Ого, меняете правила на ходу! — едва не воскликнул я, но вовремя сообразил, что меня поднимут на смех, обвини я благочинного, пусть даже обиняком, в надувательстве. И тем не менее он меня надул. Велел собрать паству на исповедь, чтобы всем было ведомо, сколь глубоко мои прихожане веруют и пылко каются, а когда они исповедались, заявил, что все равно виновного нужно искать среди них, — и я, недотепа, оказался меж двух огней, которые он сам и разжег; каждое биение сердца отпечатывало на моей груди два имени поочередно: Сара, Тауншенд, Сара, Тауншенд. Сара. Сара? Тауншенд. А благочинный сидел передо мной, невозмутимый и неколебимый.

— Вы — человек справедливый… — начал я, и он оборвал меня, приставив ладонь к решетке. Нос мой и губы почти уткнулись в нее. Я подался назад.
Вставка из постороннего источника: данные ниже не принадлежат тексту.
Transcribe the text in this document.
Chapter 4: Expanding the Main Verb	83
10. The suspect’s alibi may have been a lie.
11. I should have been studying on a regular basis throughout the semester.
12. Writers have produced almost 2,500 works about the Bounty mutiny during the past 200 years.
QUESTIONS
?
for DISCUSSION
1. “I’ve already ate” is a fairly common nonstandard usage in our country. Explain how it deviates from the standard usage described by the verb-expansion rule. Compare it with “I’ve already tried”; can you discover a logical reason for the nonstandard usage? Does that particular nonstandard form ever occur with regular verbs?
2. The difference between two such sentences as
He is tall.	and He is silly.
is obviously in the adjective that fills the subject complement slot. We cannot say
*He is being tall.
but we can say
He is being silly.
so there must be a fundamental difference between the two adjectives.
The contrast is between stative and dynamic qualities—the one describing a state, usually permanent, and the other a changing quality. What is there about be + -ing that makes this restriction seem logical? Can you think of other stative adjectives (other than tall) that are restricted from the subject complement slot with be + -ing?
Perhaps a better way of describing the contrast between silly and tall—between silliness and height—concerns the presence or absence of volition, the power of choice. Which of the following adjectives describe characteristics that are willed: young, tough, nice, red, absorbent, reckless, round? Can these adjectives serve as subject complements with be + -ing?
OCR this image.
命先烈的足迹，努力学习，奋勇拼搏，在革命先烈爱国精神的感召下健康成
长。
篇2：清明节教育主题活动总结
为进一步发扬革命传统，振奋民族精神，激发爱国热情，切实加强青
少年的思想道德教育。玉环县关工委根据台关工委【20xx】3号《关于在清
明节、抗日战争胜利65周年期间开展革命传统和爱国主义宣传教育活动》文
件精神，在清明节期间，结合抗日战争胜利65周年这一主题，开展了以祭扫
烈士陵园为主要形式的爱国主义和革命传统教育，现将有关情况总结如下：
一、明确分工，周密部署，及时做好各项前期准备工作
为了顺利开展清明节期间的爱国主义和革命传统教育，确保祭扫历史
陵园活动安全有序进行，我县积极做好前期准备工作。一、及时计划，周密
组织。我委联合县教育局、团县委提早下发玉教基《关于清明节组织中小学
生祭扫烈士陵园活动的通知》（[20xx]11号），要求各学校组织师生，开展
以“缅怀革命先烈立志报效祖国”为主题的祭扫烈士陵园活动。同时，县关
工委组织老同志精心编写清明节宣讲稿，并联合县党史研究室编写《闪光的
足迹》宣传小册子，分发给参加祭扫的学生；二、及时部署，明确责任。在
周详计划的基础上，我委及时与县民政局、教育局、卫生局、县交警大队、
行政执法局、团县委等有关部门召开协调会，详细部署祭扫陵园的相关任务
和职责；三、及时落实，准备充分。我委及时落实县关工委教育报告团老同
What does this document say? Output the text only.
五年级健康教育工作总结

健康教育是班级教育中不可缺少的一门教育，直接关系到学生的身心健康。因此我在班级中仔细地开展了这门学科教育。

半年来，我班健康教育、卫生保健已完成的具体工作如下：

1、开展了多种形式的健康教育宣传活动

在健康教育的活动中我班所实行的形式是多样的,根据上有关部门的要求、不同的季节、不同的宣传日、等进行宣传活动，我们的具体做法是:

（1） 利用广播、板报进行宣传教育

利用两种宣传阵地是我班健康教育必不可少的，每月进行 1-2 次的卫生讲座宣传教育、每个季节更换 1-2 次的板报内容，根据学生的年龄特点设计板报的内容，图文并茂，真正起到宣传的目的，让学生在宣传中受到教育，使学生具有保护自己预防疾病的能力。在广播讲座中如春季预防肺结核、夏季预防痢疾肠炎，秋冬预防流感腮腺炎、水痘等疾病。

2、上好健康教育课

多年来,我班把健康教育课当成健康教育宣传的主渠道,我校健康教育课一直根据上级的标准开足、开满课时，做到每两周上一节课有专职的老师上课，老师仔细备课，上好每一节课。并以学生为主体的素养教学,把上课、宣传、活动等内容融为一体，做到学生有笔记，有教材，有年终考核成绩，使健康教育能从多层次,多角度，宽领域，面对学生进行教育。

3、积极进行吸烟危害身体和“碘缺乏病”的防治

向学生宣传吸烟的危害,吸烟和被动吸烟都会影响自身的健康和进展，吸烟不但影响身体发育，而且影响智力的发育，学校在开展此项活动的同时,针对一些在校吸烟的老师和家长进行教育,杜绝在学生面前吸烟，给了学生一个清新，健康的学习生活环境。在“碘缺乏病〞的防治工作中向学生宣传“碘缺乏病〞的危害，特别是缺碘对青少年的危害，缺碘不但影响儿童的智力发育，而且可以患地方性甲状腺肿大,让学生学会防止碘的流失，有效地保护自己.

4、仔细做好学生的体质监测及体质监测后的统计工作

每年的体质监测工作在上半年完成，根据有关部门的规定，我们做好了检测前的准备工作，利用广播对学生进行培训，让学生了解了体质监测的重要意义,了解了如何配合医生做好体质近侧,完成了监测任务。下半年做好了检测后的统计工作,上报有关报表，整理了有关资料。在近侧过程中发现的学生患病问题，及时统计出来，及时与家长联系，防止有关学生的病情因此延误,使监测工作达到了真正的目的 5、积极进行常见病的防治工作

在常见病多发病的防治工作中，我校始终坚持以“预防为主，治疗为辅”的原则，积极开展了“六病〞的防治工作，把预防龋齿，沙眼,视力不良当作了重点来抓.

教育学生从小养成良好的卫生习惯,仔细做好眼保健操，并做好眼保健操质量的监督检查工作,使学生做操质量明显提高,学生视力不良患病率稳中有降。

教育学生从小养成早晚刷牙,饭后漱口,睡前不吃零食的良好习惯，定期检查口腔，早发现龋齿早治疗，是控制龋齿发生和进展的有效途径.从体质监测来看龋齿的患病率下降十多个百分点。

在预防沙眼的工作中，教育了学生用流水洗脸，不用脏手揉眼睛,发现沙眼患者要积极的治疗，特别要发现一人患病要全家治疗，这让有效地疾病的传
— Вы оказались неспособны держать паству в узде, Рив. Ваши деревенские ничем не лучше скота на выгоне. Вам следует благодарить меня за то, что я помогаю вам подчинить их вашей власти. — Он поднялся с колен, если вообще опускался на них, и я услыхал, как он нащупал последние четки, снял их с гвоздя и просунул в отверстие решетки. — Исповедь окончена. — Пока благочинный возился с занавесью, валявшаяся на полу подставка для свечки попалась ему под ногу, он пнул ее, и та с дребезжанием покатилась по камням. — Сделайте выбор и завтра утром сообщите мне о вашем решении.

* * *

Сара все это время сидела в притворе, в уголке, выгибая шею от боли. При свете фонаря я сперва принял ее за старуху. Благочинный ушел — вероятно, через северные врата.

— Там страшно, отче, — Сара кивнула в сторону церковного двора.

— Тебе надо убраться из Оукэма, — произнес я хриплым шепотом, идущим изнутри, о чем моя голова немедленно пожалела. Разве то, что я приказывал ей бежать, предоставляя второму из пары, предложенной благочинным, ночевать в своей постели, не означало, что я принял решение? Разве я только что не приговорил Тауншенда к смерти? Сара лишь кивнула в ответ, словно была готова безропотно сделать все, о чем бы я ни попросил, и я замер, пристыженный ее доверием.